7La leçon du Québec est certainement à considérer avec attention et à méditer. Jacques Tondreau nous montre l’usage que les masculinistes américains font du thème de l’échec et du décrochage scolaires des garçons. Il s’agit, comme en France, de déconsidérer auprès de l’opinion publique une école supposée « féminisée » par son personnel, ses valeurs et ses normes, qui serait discriminante et « castratrice » pour les garçons, donc responsable de leurs difficultés. Le discours sur les « failing boys » médiatisé ces vingt dernières années, incrimine très directement la « féminisation » des personnels scolaires et la mixité, supposées avoir des conséquences néfastes pour les garçons [1]. Le phénomène de féminisation est fréquemment caricaturé, au sens où il n’est pas situé dans le temps (les hommes étaient déjà minoritaires dans le primaire en France avant 1914) et où il est surestimé s’il s’agit de l’enseignement secondaire et des fonctions de direction, quel que soit le niveau d’enseignement : les hommes sont surreprésentés dans les postes de direction des écoles et les femmes restent minoritaires dans les positions de « chef » du second degré, que l’on s’intéresse aux principaux de collège ou aux proviseurs de lycée. Ce discours globalisant n’a-t-il pas pour effet (et pour but) en dernière instance de faire oublier les inégalités existantes entre femmes et hommes dans les professions de l’éducation ? N’a-t-il pas pour but encore d’esquiver une question cruciale, à savoir celle de l’implication (ou plutôt du manque d’implication) des hommes dans les tâches d’éducation et d’instruction des jeunes enfants et des adolescents ?
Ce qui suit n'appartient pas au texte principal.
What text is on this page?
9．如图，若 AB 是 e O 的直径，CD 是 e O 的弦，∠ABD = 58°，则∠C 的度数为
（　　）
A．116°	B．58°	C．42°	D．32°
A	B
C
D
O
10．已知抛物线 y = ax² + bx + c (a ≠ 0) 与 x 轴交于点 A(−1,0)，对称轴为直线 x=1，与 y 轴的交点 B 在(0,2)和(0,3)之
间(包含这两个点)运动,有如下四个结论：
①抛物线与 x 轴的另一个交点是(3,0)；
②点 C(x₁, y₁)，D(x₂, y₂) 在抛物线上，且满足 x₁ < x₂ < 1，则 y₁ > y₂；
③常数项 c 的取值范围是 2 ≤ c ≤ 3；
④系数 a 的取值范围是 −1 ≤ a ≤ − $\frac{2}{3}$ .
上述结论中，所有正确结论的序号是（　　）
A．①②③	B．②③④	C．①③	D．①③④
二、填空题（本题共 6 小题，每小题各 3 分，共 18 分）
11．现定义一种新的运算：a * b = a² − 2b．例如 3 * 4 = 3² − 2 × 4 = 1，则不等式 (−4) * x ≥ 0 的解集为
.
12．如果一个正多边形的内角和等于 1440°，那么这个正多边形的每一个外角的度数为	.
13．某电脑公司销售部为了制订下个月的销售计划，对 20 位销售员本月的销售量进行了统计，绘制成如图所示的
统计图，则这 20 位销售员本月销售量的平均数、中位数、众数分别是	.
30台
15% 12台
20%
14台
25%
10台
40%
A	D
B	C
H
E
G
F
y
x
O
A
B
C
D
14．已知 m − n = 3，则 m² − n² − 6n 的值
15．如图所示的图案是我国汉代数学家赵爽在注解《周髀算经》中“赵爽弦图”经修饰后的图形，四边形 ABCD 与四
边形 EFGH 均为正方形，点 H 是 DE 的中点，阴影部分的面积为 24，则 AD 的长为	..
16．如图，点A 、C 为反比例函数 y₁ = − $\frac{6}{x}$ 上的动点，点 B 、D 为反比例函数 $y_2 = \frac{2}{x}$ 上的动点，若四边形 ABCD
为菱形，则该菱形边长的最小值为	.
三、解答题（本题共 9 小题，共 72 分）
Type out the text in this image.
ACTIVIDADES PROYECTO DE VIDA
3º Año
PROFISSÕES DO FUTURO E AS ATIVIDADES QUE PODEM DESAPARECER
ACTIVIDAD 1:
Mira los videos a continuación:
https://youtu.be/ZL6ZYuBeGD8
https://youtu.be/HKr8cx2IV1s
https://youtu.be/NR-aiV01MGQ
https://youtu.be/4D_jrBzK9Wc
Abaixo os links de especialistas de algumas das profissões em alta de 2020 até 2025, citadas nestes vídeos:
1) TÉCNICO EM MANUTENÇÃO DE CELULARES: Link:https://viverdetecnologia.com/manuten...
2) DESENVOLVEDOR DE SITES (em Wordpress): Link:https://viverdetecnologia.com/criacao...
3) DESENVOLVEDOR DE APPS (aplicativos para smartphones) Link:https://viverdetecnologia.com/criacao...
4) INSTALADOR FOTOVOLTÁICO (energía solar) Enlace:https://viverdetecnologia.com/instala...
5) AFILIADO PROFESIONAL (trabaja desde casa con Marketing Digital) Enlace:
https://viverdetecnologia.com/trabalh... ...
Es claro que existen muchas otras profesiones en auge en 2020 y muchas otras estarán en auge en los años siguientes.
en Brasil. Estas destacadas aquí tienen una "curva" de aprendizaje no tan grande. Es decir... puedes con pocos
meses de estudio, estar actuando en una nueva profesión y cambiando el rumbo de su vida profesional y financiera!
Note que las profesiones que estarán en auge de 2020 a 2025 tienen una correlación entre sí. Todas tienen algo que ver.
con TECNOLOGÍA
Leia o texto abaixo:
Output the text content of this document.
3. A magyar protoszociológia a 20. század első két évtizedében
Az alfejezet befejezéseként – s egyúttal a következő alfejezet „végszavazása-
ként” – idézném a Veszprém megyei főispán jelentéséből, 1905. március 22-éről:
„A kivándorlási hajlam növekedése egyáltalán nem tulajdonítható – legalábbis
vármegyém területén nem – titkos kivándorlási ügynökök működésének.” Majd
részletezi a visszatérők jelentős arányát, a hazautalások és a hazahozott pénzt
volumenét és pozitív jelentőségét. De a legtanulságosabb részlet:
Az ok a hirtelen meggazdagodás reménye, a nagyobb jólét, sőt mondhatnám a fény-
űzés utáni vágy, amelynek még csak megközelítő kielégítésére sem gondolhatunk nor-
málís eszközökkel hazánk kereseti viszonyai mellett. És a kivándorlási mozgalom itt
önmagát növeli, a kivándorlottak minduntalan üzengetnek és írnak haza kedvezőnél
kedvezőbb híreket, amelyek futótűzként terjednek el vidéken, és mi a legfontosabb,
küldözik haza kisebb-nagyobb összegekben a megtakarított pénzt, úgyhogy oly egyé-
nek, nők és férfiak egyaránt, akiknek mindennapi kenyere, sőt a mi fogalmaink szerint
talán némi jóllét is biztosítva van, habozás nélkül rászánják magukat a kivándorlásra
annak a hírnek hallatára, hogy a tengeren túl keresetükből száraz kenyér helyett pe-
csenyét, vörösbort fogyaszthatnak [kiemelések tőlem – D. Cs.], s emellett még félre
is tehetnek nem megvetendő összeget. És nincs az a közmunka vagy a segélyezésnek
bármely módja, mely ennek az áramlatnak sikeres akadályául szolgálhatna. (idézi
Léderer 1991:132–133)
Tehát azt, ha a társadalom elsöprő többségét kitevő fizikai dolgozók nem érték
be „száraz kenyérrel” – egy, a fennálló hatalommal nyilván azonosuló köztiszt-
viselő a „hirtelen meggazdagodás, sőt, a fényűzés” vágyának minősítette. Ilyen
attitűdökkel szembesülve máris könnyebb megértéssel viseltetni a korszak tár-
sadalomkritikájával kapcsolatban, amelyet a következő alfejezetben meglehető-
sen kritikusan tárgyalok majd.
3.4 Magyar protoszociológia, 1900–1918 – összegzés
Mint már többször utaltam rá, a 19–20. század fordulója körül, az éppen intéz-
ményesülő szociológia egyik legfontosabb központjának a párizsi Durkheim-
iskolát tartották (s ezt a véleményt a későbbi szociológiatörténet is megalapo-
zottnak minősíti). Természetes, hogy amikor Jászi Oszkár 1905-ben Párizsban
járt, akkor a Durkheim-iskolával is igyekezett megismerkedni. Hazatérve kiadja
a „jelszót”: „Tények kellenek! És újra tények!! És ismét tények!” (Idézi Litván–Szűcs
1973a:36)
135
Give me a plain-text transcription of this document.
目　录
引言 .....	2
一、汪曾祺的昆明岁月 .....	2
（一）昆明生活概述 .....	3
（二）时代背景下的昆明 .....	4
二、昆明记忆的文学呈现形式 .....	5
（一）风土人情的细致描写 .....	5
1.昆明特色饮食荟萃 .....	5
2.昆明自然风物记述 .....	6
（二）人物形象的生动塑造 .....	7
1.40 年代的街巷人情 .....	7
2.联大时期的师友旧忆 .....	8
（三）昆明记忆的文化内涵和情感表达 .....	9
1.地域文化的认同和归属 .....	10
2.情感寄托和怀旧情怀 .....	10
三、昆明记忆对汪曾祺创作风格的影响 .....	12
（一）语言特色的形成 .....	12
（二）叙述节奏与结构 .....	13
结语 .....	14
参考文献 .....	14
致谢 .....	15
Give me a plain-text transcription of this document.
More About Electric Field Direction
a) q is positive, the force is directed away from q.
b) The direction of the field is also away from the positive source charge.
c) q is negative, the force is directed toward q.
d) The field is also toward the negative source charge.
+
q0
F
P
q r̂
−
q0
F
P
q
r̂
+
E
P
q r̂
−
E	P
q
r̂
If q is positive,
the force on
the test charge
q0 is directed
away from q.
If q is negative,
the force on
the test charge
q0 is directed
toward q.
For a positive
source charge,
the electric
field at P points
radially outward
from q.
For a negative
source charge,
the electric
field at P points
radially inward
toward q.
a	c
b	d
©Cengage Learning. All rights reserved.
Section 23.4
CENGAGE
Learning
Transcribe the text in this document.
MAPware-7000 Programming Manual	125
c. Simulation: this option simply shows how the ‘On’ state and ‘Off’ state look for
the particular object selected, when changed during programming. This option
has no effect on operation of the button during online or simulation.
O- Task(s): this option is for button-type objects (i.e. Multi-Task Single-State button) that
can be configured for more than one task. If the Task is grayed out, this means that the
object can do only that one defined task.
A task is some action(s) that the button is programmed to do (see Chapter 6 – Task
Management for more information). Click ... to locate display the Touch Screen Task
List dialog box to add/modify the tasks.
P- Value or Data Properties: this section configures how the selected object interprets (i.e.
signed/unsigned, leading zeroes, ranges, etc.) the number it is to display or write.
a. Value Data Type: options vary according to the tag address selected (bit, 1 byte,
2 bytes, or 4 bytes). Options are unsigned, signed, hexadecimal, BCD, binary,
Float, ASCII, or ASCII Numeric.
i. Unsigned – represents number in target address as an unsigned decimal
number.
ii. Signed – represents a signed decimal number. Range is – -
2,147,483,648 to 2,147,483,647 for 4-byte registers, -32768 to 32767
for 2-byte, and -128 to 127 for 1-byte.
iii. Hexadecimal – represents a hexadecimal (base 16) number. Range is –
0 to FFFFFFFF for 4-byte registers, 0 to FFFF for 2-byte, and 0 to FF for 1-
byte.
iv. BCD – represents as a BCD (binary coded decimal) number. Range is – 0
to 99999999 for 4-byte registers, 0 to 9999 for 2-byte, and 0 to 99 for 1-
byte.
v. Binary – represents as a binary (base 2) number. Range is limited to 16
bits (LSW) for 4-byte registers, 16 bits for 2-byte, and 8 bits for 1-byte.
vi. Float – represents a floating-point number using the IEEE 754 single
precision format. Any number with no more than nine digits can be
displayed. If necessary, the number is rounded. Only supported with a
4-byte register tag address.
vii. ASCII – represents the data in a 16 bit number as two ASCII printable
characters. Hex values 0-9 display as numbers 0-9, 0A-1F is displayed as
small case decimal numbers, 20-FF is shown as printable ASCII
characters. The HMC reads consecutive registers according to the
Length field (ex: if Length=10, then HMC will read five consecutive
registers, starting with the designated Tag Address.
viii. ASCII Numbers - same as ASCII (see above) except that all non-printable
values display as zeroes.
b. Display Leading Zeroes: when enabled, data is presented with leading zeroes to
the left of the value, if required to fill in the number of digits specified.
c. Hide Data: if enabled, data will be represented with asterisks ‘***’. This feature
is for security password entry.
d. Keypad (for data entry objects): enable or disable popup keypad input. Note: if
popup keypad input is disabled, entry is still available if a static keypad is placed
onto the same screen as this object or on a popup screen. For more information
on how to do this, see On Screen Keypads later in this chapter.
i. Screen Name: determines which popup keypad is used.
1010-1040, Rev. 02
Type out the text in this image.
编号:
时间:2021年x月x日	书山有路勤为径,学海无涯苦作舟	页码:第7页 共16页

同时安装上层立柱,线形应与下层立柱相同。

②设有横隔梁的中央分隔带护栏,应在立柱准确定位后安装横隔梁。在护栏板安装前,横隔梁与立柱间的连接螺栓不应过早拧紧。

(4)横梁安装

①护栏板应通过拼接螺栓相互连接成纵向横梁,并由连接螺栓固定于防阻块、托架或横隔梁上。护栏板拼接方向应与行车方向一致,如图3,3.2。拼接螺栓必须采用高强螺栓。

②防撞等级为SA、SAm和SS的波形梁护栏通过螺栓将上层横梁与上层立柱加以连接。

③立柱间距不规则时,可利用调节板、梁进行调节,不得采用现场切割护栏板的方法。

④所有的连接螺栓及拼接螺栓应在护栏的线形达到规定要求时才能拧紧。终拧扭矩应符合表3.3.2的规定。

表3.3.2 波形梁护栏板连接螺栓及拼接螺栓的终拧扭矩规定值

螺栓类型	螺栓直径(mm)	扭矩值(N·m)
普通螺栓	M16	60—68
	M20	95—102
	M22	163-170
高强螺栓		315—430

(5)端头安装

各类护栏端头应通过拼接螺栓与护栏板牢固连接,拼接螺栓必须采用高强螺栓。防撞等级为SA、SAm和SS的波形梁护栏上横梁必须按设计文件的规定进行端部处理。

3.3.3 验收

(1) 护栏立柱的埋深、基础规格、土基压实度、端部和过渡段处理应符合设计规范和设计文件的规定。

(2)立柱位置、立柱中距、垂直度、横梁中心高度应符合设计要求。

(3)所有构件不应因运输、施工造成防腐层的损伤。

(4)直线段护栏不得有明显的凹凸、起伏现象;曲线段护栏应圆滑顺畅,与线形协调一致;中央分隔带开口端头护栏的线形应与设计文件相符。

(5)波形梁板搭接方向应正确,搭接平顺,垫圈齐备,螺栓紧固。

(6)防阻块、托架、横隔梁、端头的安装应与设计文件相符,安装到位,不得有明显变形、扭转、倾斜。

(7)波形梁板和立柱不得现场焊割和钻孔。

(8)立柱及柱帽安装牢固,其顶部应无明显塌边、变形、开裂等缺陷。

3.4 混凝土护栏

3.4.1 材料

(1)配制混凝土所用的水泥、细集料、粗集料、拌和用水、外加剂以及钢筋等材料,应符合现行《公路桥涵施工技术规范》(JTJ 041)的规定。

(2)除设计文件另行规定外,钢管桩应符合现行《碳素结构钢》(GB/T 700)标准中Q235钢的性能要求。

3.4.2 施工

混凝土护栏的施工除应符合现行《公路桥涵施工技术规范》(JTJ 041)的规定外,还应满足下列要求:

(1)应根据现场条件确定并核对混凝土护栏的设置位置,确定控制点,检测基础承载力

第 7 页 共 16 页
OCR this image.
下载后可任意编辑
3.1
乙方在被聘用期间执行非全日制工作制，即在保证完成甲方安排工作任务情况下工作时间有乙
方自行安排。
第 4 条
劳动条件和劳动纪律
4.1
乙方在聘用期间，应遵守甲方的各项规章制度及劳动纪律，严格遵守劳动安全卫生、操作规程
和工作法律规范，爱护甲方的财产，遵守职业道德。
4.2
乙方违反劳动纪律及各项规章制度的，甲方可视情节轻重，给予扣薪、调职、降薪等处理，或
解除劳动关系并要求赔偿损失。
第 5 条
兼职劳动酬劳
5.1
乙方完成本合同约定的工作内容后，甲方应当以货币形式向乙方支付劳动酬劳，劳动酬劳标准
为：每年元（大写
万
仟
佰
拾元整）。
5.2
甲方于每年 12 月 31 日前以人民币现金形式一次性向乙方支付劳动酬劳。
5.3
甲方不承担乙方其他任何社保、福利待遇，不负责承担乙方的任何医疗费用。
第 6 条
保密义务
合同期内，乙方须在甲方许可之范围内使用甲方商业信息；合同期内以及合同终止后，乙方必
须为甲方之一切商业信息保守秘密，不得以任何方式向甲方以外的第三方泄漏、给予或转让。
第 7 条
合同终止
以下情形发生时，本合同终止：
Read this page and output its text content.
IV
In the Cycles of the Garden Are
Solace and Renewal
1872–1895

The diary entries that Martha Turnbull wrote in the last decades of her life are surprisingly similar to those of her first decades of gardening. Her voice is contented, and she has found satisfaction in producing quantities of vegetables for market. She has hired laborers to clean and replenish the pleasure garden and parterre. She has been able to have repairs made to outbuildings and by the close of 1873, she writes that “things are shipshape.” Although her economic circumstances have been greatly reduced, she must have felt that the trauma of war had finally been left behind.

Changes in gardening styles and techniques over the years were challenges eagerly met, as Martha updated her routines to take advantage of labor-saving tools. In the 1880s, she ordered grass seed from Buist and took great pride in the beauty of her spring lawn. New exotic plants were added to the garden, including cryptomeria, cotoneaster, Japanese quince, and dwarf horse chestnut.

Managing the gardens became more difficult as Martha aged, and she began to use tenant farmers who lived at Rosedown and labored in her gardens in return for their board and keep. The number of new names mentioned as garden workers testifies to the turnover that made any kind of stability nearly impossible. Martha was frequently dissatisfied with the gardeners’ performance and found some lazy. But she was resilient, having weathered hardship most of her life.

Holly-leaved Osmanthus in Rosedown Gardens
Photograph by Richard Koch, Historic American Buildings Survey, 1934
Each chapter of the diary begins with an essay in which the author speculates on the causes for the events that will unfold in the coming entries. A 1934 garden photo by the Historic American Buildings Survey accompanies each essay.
8Serait-ce, en résumé, que les médias français et les auteurs qu’ils mettent en avant ne voudraient pas voir qu’il s’agit là d’un discours qui tend à insinuer que les femmes dans la société d’aujourd’hui ont pris « trop » de place, « trop » de responsabilités, « trop » de pouvoir, un discours aussi qui ne veut pas voir les bénéfices encore bien limités que les filles tirent de leur réussite scolaire sur le marché du travail ? Car, malgré les inégalités considérables qui subsistent à leur avantage, les hommes se plaignent de quelques privilèges perdus, comme s’ils leur étaient dus. Ces discours font comme si les filles/femmes avaient renversé « l’ordre naturel » de la domination. Ne s’agirait-il pas, en définitive, d’un discours militant de lutte contre le principe même de l’égalité des sexes ou du moins d’un discours, qui, tout en posant une égalité de principe, cherche à légitimer toutes les inégalités réelles qui préservent le privilège de l’homme mâle ?


Date de mise en ligne : 11/04/2014

https://doi.org/10.3917/tgs.031.0141

Notes

  • [1]
    Voir Marie Duru-Bellat, 2012, « L’éducation des filles aux États-Unis et en France », Travail, genre et sociétés, n° 28, pp. 133-149.